Les hommes refaisaient le monde et s’enivraient au cabaret d'Antoine BUSQUE à Saint-Menge. Pierre était attablé non loin de Léopold et de François, quand ce dernier a commencé à l'invectiver d'injures grossières sous prétexte qu'il lui tournait le dos. Préférant la prudence, Pierre a dans un premier temps ignoré la situation jusqu'à ce que François le saisisse au collet, l'obligeant à se battre. Pierre l'a alors repoussé vers la fenêtre du troquet dont un carreau fut cassé. Lui-même tombé au sol, Pierre s'est relevé et a quitté le cabaret afin d'éviter une longue rixe.
Pris de fureur, probablement car le propriétaire du cabaret leur avait demandé de rembourser le carreau cassé, François et Léopold sont partis à la poursuite de Pierre avec l'idée de lui faire payer la vitre. François a été le premier à l'atteindre sur le chemin menant à Belmont {chemin de Bouzey, cf. plan}, et un voisin Charles COLLOT, témoin de la scène lui a demandé de le lâcher. Ce qu'il fit. Mais Léopold est alors arrivé, et a commencé à battre le malheureux avec un "bâton ferré". François s'est joint à son comparse et les deux hommes ont violemment battu Pierre à coups de pierre et de poings, et l'ont piétiné jusqu'à le laisser baignant dans son sang.
Recueilli très mal en point par des voisins, Pierre a été transporté à Gemmelaincourt (88) chez un maître chirurgien, où il est resté deux semaines. Se rendant probablement compte de la grave situation dans laquelle ils s'étaient mis et surtout pour arrêter le cours de la Justice, François et Léopold se sont rendus à son chevet. Mon cousin lui a proposé un arrangement verbal : il proposa de souscrire au profit de Pierre une obligation de 172 francs payables en novembre 1813.
Le blessé quitta Gemmelaincourt, contre l'avis du médecin, pour reprendre ses activités. Partout où il passait, il se plaignait de sa santé, accusant François et Pierre de son état. Début septembre 1813, à bout de force, il arriva à Houécourt, et c'est là qu'après avoir souffert le martyre, il expira le 19 septembre chez l'aubergiste COLLIN où il logeait.

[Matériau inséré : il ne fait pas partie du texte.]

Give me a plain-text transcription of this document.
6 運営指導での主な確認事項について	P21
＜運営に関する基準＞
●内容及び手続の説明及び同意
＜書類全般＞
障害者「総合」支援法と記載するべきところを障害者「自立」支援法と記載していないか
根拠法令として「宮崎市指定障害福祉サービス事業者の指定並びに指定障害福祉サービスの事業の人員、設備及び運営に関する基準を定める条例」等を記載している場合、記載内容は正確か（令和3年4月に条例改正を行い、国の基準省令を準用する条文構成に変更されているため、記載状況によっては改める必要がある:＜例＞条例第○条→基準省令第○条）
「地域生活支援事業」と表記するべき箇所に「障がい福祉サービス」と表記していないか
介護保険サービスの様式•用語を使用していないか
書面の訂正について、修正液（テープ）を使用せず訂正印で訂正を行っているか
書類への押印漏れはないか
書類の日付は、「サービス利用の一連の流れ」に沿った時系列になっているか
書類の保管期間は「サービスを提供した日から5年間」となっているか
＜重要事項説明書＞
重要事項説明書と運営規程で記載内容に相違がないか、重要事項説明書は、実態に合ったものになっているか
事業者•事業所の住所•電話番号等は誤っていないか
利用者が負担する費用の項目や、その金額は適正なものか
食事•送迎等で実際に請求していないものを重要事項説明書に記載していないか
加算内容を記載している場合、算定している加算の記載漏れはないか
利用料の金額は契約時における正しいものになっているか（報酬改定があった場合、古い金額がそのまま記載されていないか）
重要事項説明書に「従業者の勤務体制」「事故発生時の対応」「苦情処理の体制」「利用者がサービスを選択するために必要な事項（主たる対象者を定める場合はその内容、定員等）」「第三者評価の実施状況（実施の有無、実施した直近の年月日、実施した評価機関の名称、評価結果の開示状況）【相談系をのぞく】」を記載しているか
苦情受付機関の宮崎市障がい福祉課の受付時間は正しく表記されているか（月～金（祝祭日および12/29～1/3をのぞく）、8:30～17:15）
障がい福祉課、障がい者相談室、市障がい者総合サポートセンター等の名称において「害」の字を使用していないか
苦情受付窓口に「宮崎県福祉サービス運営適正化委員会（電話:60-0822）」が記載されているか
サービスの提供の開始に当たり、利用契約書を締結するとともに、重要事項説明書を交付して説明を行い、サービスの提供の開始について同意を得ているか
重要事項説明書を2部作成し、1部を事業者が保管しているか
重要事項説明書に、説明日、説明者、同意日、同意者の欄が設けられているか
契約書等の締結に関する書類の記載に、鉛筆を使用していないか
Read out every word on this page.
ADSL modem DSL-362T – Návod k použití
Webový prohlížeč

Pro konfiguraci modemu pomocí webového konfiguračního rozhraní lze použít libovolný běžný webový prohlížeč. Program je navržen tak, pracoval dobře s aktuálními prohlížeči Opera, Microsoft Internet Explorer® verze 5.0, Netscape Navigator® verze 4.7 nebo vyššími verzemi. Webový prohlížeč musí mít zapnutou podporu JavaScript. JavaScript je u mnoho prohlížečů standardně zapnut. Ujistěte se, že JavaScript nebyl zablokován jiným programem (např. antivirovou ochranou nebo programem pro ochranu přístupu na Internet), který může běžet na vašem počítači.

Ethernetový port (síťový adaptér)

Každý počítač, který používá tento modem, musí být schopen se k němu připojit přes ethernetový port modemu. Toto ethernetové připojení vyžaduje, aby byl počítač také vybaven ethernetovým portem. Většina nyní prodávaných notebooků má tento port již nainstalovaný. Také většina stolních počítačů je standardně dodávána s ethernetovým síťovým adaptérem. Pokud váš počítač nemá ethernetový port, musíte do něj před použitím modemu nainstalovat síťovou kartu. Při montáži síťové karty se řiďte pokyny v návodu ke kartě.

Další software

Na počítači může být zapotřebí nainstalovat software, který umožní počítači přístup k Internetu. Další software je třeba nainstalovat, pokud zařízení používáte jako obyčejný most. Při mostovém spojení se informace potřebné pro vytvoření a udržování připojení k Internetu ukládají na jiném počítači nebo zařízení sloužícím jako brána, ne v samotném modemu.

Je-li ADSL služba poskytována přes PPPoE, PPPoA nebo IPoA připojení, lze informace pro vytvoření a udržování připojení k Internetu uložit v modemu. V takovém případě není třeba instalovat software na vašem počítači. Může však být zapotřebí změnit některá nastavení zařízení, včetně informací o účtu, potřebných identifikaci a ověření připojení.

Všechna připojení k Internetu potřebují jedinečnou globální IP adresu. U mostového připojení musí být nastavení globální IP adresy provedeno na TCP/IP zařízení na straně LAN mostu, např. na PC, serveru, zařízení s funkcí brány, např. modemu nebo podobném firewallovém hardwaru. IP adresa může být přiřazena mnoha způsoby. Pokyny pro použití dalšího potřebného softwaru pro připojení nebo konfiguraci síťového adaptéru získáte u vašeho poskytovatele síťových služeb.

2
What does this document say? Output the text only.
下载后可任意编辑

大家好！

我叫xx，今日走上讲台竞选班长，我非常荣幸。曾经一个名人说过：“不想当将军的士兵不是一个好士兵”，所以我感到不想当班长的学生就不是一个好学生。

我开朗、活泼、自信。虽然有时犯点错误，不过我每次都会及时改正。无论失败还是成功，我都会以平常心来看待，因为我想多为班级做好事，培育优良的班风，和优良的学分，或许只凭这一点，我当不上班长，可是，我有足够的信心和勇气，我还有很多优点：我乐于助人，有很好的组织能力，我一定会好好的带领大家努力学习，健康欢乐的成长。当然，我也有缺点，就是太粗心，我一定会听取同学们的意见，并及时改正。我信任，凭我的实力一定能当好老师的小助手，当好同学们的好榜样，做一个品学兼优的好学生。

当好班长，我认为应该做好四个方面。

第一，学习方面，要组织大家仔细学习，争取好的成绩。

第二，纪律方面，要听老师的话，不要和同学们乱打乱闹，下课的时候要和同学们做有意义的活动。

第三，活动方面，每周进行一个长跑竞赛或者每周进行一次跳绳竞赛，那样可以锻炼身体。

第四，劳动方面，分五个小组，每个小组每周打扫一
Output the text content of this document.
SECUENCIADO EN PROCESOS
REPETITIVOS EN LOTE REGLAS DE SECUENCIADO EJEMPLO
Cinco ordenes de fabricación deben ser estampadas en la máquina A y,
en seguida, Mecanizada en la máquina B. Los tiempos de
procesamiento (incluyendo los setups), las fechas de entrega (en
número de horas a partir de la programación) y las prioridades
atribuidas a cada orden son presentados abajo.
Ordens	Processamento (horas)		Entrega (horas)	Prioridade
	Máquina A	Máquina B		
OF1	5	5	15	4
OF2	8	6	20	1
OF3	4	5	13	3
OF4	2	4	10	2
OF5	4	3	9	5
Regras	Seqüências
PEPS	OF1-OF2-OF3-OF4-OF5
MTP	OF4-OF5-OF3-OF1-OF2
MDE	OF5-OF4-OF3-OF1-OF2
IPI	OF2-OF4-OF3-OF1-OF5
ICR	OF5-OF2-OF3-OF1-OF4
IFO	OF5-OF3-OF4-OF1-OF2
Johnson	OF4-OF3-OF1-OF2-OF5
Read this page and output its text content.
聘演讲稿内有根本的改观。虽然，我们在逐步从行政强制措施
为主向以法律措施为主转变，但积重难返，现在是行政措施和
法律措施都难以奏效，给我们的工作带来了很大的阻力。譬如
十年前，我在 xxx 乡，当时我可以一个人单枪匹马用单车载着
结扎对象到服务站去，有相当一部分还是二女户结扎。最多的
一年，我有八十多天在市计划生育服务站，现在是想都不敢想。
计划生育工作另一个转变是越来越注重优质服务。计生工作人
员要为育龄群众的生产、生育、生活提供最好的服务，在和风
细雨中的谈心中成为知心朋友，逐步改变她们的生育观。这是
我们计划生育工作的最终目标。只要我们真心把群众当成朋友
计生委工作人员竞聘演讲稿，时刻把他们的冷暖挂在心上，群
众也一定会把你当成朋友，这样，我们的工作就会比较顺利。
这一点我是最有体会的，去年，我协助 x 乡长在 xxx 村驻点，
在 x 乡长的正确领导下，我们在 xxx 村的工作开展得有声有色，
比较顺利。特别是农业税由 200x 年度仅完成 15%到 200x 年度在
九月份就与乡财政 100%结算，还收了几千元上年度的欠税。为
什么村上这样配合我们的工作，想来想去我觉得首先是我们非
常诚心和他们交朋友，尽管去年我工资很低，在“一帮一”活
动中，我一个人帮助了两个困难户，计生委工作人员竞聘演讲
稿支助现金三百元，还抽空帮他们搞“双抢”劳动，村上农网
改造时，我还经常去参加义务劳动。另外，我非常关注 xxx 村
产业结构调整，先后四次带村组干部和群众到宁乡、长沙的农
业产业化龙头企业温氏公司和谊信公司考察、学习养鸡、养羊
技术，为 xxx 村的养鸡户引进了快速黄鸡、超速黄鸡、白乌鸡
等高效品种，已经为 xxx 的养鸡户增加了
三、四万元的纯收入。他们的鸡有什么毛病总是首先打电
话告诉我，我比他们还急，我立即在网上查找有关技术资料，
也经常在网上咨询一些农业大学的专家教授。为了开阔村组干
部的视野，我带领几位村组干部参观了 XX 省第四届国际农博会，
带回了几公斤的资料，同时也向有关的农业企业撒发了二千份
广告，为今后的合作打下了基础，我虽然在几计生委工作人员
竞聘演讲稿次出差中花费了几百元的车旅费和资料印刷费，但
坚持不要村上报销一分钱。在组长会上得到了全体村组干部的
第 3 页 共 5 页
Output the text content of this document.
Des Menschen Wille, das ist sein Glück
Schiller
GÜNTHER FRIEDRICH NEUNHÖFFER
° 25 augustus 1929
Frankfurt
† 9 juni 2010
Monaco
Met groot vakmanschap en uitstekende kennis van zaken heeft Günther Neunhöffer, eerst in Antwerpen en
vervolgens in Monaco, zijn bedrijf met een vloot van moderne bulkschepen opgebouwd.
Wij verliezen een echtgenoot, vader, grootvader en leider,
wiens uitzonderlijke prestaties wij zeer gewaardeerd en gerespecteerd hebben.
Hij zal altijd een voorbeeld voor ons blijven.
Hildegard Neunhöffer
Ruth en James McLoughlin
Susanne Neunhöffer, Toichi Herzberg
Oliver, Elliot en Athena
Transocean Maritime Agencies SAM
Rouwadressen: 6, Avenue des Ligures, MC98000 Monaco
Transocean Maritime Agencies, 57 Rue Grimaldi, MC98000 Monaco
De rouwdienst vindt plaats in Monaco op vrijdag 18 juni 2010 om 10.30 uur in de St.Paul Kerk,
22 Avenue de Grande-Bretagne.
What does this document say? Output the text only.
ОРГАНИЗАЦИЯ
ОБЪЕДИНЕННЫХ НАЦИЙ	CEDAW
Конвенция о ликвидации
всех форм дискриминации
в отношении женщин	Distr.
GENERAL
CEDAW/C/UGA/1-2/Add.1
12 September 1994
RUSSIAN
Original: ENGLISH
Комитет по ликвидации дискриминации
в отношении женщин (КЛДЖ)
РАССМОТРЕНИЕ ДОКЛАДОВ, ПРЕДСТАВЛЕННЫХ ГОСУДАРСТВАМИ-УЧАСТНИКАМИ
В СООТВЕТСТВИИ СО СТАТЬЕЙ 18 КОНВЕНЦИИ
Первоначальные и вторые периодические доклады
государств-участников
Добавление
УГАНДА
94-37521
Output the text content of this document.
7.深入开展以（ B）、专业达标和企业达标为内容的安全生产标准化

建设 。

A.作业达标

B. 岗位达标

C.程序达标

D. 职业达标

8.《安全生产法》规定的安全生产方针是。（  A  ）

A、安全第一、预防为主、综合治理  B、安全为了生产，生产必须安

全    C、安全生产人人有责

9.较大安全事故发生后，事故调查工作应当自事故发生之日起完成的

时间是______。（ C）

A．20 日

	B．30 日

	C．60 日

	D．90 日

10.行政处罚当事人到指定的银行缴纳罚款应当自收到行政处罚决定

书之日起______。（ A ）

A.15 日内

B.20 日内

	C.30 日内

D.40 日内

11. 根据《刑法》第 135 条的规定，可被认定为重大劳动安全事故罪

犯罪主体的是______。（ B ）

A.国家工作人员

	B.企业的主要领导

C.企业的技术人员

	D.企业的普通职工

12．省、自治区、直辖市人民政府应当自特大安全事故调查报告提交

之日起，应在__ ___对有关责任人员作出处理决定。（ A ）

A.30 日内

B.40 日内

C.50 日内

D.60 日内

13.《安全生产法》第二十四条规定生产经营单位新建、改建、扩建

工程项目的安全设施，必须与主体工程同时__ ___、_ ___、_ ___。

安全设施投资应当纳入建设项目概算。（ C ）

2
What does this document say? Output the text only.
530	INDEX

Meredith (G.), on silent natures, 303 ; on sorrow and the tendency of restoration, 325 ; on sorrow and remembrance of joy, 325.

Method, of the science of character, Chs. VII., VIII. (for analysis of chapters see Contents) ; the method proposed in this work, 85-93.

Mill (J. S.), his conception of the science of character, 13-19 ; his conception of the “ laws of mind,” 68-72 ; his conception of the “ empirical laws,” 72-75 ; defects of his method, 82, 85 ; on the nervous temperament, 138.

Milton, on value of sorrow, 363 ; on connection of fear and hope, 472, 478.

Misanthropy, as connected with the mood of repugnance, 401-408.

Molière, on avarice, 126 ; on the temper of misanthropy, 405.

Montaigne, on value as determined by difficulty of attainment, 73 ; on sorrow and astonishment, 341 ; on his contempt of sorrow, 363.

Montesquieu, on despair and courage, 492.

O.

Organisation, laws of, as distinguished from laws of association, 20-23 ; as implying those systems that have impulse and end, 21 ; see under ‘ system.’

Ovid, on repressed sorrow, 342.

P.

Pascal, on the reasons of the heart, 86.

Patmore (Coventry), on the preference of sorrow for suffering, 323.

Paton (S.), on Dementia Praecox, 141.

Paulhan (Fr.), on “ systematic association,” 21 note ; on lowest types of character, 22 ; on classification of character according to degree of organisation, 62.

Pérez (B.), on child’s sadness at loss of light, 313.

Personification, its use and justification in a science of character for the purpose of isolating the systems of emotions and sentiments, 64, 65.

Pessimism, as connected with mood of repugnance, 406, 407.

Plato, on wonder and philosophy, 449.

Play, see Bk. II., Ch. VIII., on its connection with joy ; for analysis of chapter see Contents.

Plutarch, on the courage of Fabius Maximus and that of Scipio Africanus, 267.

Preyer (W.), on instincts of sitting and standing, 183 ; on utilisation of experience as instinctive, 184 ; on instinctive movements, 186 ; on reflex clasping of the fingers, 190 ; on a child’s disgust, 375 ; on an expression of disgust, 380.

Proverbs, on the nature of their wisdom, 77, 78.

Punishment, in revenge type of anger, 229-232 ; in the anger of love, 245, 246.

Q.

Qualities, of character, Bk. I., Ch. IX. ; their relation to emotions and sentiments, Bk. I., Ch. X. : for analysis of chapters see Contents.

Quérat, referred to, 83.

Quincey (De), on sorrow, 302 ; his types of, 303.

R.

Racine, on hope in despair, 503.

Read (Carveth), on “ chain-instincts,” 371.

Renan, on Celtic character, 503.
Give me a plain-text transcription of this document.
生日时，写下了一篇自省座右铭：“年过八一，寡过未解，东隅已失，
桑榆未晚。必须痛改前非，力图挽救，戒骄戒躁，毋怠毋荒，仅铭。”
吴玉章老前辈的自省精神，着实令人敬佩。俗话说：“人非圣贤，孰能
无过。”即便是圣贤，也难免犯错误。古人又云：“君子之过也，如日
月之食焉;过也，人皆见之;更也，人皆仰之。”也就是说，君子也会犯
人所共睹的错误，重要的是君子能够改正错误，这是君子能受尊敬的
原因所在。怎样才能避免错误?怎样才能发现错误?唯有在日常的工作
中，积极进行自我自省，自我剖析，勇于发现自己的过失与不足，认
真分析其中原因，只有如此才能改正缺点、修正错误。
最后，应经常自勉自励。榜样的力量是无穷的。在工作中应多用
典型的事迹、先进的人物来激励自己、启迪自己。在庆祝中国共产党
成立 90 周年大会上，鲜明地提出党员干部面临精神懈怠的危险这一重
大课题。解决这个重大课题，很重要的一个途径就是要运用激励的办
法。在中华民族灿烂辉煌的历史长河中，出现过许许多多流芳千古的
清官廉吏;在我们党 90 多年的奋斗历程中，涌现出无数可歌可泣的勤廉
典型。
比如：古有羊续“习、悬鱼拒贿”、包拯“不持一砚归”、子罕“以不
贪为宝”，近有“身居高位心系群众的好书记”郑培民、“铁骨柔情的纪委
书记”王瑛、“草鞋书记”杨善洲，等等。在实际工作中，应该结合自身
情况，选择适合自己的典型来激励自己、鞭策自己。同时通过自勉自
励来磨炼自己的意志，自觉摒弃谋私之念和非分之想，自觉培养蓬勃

La Justice s'est saisie de l'affaire. François et Léopold ont été arrêtés, les témoins (nombreux) ont été entendu et la Cour impériale de Nancy a qualifié les faits et renvoyé les prévenus devant la Cour d'Assises des Vosges siégeant à Épinal. Cette dernière a rendu son arrêt le 8 décembre 1813, reconnaissant les "violences et excès avec préméditation dont ont résulté des blessures et maladie avec incapacité de travail personnel pendant plus de 20 jours" sur la personne de Pierre LESCURE, entraînant sa mort.
François GADAULT et Léopold GEOFFROY ont donc été condamnés à 5 ans d'emprisonnement chacun. Sur le chemin les menant à la prison, ils ont été exposés sur la place des Vosges d'Épinal pendant une heure, avec un grand écriteau au dessus de leurs têtes sur lequel était écrit leurs noms, adresses, méfaits et condamnation.
Des exemples à ne pas suivre, en somme...
François GADAULT, né à Gironcourt-sur-Vraine le 22 février 1784, est mort en 1824, chez lui à Saint-Menge, rue Basse. Dans les registres et pour l'état civil, alors qu'il était incarcéré dans une geôle spinalienne, il est désigné comme étant le père d'un fils unique, Claude Nicolas, né le 22 mai 1815 de son épouse Thérèse LEBLANC...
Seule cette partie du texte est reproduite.